Q.How much does HVAC software cost per month?

It ranges widely. Small-business platforms like Jobber and Housecall Pro start at $39-$69 per month. Enterprise platforms like ServiceTitan run $250-$400 per managed technician per month and do not publish public pricing. Most 2-5 technician shops spend $300-$800 per month all-in once processing and add-ons are included.

Q.Why does ServiceTitan not show its pricing?

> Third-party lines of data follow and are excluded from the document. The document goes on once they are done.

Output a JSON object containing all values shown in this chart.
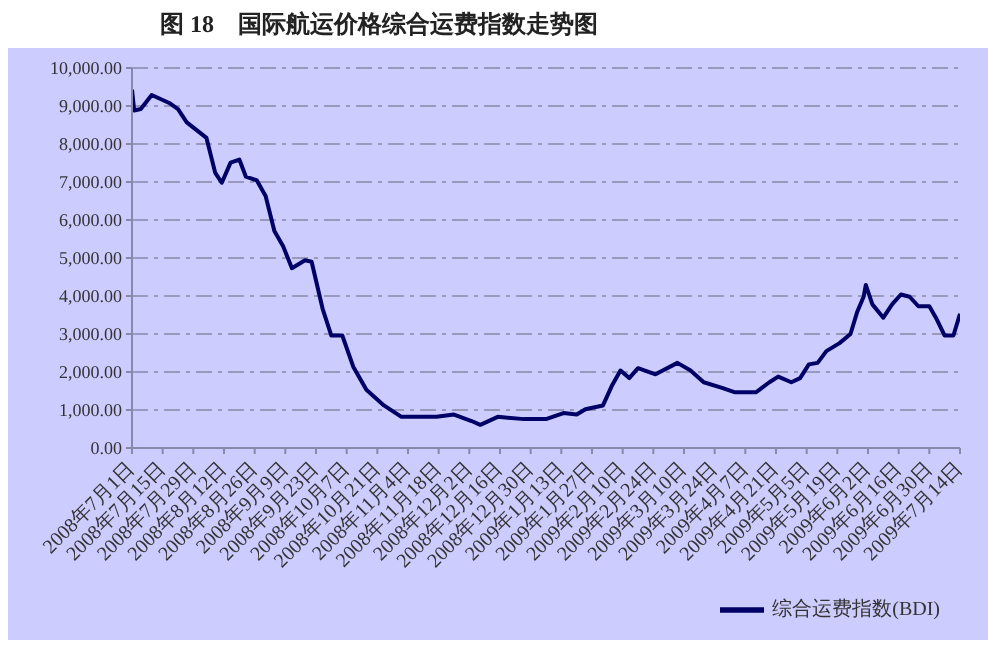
{
  "chart_data": {
    "type": "line",
    "title": "图 18　国际航运价格综合运费指数走势图",
    "x": [
      "2008-07-01",
      "2008-07-02",
      "2008-07-05",
      "2008-07-10",
      "2008-07-18",
      "2008-07-22",
      "2008-07-26",
      "2008-08-04",
      "2008-08-08",
      "2008-08-11",
      "2008-08-15",
      "2008-08-19",
      "2008-08-22",
      "2008-08-27",
      "2008-08-31",
      "2008-09-04",
      "2008-09-08",
      "2008-09-12",
      "2008-09-18",
      "2008-09-21",
      "2008-09-26",
      "2008-09-30",
      "2008-10-05",
      "2008-10-10",
      "2008-10-16",
      "2008-10-24",
      "2008-11-01",
      "2008-11-17",
      "2008-11-25",
      "2008-12-03",
      "2008-12-07",
      "2008-12-15",
      "2008-12-27",
      "2009-01-06",
      "2009-01-14",
      "2009-01-20",
      "2009-01-24",
      "2009-02-01",
      "2009-02-05",
      "2009-02-09",
      "2009-02-13",
      "2009-02-17",
      "2009-02-25",
      "2009-03-07",
      "2009-03-13",
      "2009-03-19",
      "2009-03-27",
      "2009-04-02",
      "2009-04-12",
      "2009-04-18",
      "2009-04-22",
      "2009-04-28",
      "2009-05-02",
      "2009-05-06",
      "2009-05-10",
      "2009-05-14",
      "2009-05-20",
      "2009-05-25",
      "2009-05-28",
      "2009-05-31",
      "2009-06-01",
      "2009-06-04",
      "2009-06-09",
      "2009-06-13",
      "2009-06-17",
      "2009-06-21",
      "2009-06-25",
      "2009-06-30",
      "2009-07-03",
      "2009-07-07",
      "2009-07-11",
      "2009-07-14"
    ],
    "series": [
      {
        "name": "综合运费指数(BDI)",
        "color": "#000066",
        "values": [
          9430,
          8880,
          8920,
          9290,
          9080,
          8920,
          8570,
          8160,
          7240,
          6980,
          7510,
          7590,
          7140,
          7040,
          6630,
          5710,
          5310,
          4730,
          4940,
          4900,
          3670,
          2960,
          2960,
          2140,
          1530,
          1120,
          820,
          820,
          880,
          710,
          610,
          820,
          760,
          760,
          920,
          880,
          1020,
          1120,
          1630,
          2040,
          1840,
          2100,
          1940,
          2240,
          2040,
          1730,
          1590,
          1470,
          1470,
          1730,
          1880,
          1730,
          1840,
          2200,
          2240,
          2550,
          2760,
          3000,
          3570,
          3980,
          4290,
          3780,
          3430,
          3780,
          4040,
          3980,
          3730,
          3730,
          3430,
          2960,
          2960,
          3530
        ]
      }
    ],
    "xlim": [
      "2008-07-01",
      "2009-07-14"
    ],
    "xticks": [
      {
        "value": "2008-07-01",
        "label": "2008年7月1日"
      },
      {
        "value": "2008-07-15",
        "label": "2008年7月15日"
      },
      {
        "value": "2008-07-29",
        "label": "2008年7月29日"
      },
      {
        "value": "2008-08-12",
        "label": "2008年8月12日"
      },
      {
        "value": "2008-08-26",
        "label": "2008年8月26日"
      },
      {
        "value": "2008-09-09",
        "label": "2008年9月9日"
      },
      {
        "value": "2008-09-23",
        "label": "2008年9月23日"
      },
      {
        "value": "2008-10-07",
        "label": "2008年10月7日"
      },
      {
        "value": "2008-10-21",
        "label": "2008年10月21日"
      },
      {
        "value": "2008-11-04",
        "label": "2008年11月4日"
      },
      {
        "value": "2008-11-18",
        "label": "2008年11月18日"
      },
      {
        "value": "2008-12-02",
        "label": "2008年12月2日"
      },
      {
        "value": "2008-12-16",
        "label": "2008年12月16日"
      },
      {
        "value": "2008-12-30",
        "label": "2008年12月30日"
      },
      {
        "value": "2009-01-13",
        "label": "2009年1月13日"
      },
      {
        "value": "2009-01-27",
        "label": "2009年1月27日"
      },
      {
        "value": "2009-02-10",
        "label": "2009年2月10日"
      },
      {
        "value": "2009-02-24",
        "label": "2009年2月24日"
      },
      {
        "value": "2009-03-10",
        "label": "2009年3月10日"
      },
      {
        "value": "2009-03-24",
        "label": "2009年3月24日"
      },
      {
        "value": "2009-04-07",
        "label": "2009年4月7日"
      },
      {
        "value": "2009-04-21",
        "label": "2009年4月21日"
      },
      {
        "value": "2009-05-05",
        "label": "2009年5月5日"
      },
      {
        "value": "2009-05-19",
        "label": "2009年5月19日"
      },
      {
        "value": "2009-06-02",
        "label": "2009年6月2日"
      },
      {
        "value": "2009-06-16",
        "label": "2009年6月16日"
      },
      {
        "value": "2009-06-30",
        "label": "2009年6月30日"
      },
      {
        "value": "2009-07-14",
        "label": "2009年7月14日"
      }
    ],
    "ylim": [
      0,
      10000
    ],
    "yticks": [
      {
        "value": 0,
        "label": "0.00"
      },
      {
        "value": 1000,
        "label": "1,000.00"
      },
      {
        "value": 2000,
        "label": "2,000.00"
      },
      {
        "value": 3000,
        "label": "3,000.00"
      },
      {
        "value": 4000,
        "label": "4,000.00"
      },
      {
        "value": 5000,
        "label": "5,000.00"
      },
      {
        "value": 6000,
        "label": "6,000.00"
      },
      {
        "value": 7000,
        "label": "7,000.00"
      },
      {
        "value": 8000,
        "label": "8,000.00"
      },
      {
        "value": 9000,
        "label": "9,000.00"
      },
      {
        "value": 10000,
        "label": "10,000.00"
      }
    ],
    "grid": "y",
    "legend": "bottom right",
    "line_style": "solid"
  }
}
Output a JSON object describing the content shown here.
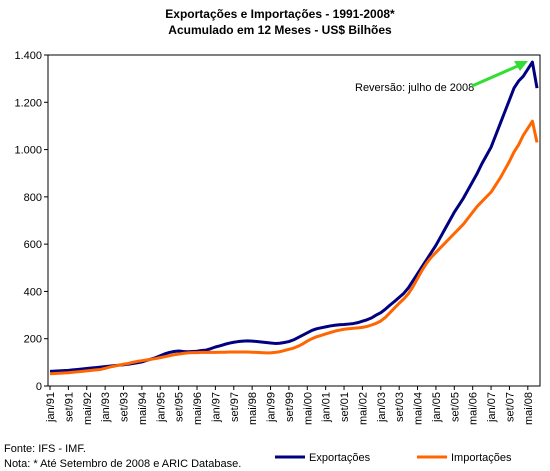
{
  "chart_data": {
    "type": "line",
    "title": "Exportações e Importações - 1991-2008*",
    "subtitle": "Acumulado em 12 Meses - US$ Bilhões",
    "categories": [
      "jan/91",
      null,
      null,
      null,
      "set/91",
      null,
      null,
      null,
      "mai/92",
      null,
      null,
      null,
      "jan/93",
      null,
      null,
      null,
      "set/93",
      null,
      null,
      null,
      "mai/94",
      null,
      null,
      null,
      "jan/95",
      null,
      null,
      null,
      "set/95",
      null,
      null,
      null,
      "mai/96",
      null,
      null,
      null,
      "jan/97",
      null,
      null,
      null,
      "set/97",
      null,
      null,
      null,
      "mai/98",
      null,
      null,
      null,
      "jan/99",
      null,
      null,
      null,
      "set/99",
      null,
      null,
      null,
      "mai/00",
      null,
      null,
      null,
      "jan/01",
      null,
      null,
      null,
      "set/01",
      null,
      null,
      null,
      "mai/02",
      null,
      null,
      null,
      "jan/03",
      null,
      null,
      null,
      "set/03",
      null,
      null,
      null,
      "mai/04",
      null,
      null,
      null,
      "jan/05",
      null,
      null,
      null,
      "set/05",
      null,
      null,
      null,
      "mai/06",
      null,
      null,
      null,
      "jan/07",
      null,
      null,
      null,
      "set/07",
      null,
      null,
      null,
      "mai/08",
      null,
      null
    ],
    "series": [
      {
        "name": "Exportações",
        "color": "#000080",
        "values": [
          62,
          63,
          64,
          65,
          66,
          68,
          70,
          72,
          74,
          76,
          78,
          80,
          82,
          84,
          86,
          88,
          90,
          92,
          95,
          98,
          102,
          108,
          114,
          120,
          128,
          136,
          142,
          146,
          148,
          146,
          145,
          146,
          147,
          150,
          152,
          158,
          165,
          170,
          176,
          181,
          185,
          188,
          190,
          191,
          190,
          188,
          186,
          184,
          182,
          180,
          181,
          184,
          188,
          195,
          205,
          215,
          225,
          235,
          242,
          246,
          250,
          254,
          257,
          259,
          260,
          262,
          264,
          268,
          274,
          280,
          288,
          300,
          310,
          325,
          342,
          358,
          375,
          392,
          415,
          445,
          475,
          505,
          535,
          565,
          595,
          630,
          665,
          700,
          735,
          765,
          795,
          830,
          865,
          900,
          940,
          975,
          1010,
          1060,
          1110,
          1160,
          1210,
          1260,
          1290,
          1310,
          1340,
          1370,
          1260
        ]
      },
      {
        "name": "Importações",
        "color": "#ff6600",
        "values": [
          52,
          53,
          54,
          55,
          56,
          58,
          60,
          62,
          64,
          66,
          68,
          70,
          75,
          80,
          84,
          88,
          92,
          95,
          100,
          104,
          107,
          110,
          113,
          116,
          120,
          124,
          128,
          132,
          135,
          138,
          140,
          141,
          141,
          142,
          142,
          142,
          142,
          143,
          143,
          144,
          144,
          144,
          144,
          144,
          143,
          142,
          141,
          140,
          140,
          142,
          145,
          150,
          155,
          160,
          168,
          178,
          190,
          200,
          208,
          214,
          220,
          226,
          232,
          236,
          240,
          242,
          244,
          246,
          248,
          252,
          258,
          265,
          275,
          290,
          310,
          330,
          350,
          368,
          390,
          420,
          455,
          490,
          520,
          545,
          565,
          585,
          605,
          625,
          645,
          665,
          685,
          710,
          735,
          760,
          780,
          800,
          820,
          850,
          880,
          915,
          950,
          990,
          1020,
          1060,
          1090,
          1120,
          1030
        ]
      }
    ],
    "ylim": [
      0,
      1400
    ],
    "yticks": [
      0,
      200,
      400,
      600,
      800,
      {
        "value": 1000,
        "label": "1.000"
      },
      {
        "value": 1200,
        "label": "1.200"
      },
      {
        "value": 1400,
        "label": "1.400"
      }
    ],
    "annotation": "Reversão: julho de 2008",
    "source": "Fonte: IFS - IMF.",
    "note": "Nota: * Até Setembro de 2008 e ARIC Database."
  }
}
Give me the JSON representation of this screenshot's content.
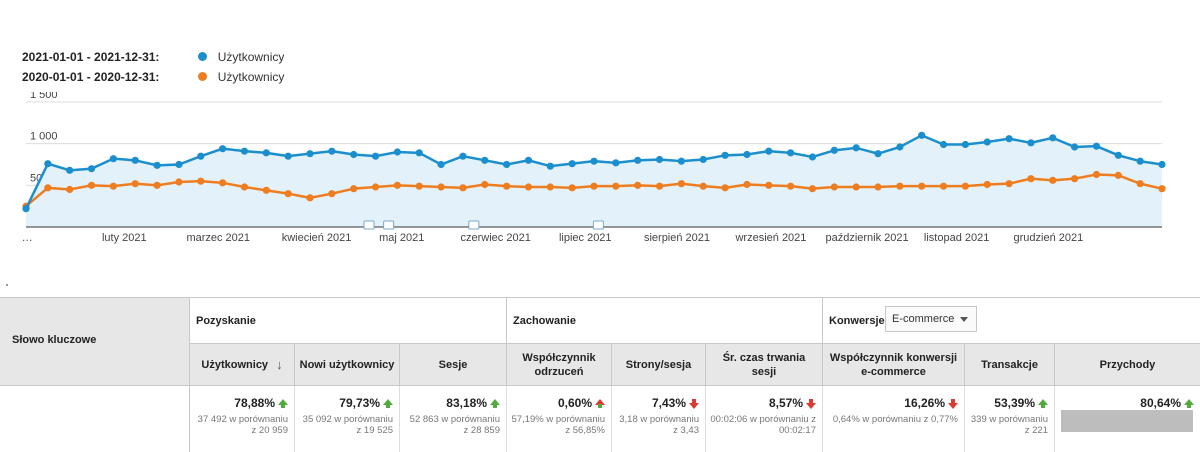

ServiceTitan uses quote-based pricing because cost depends heavily on technician count, pricebook complexity, and which modules you enable. Industry sources place it around $250-$400 per technician per month, but you only get a firm number through a sales call, typically alongside a five-figure implementation quote.

Q.What hidden costs should I expect with HVAC software?

The big ones are payment processing fees (4-8% of card transactions, often more than the subscription), implementation and onboarding fees (zero for small-business tools, $5,000-$50,000+ for enterprise), per-tier user caps that force pricing jumps as you grow, and add-on modules for marketing, financing, and service agreements.

Q.Is ServiceTitan worth it for a small HVAC shop?

Usually not. ServiceTitan is built for operations with 6 or more technicians and dedicated office staff. Solo operators and small shops typically get better value and far faster setup from Jobber, Housecall Pro, or Workiz, which cost a fraction as much and onboard in days rather than months.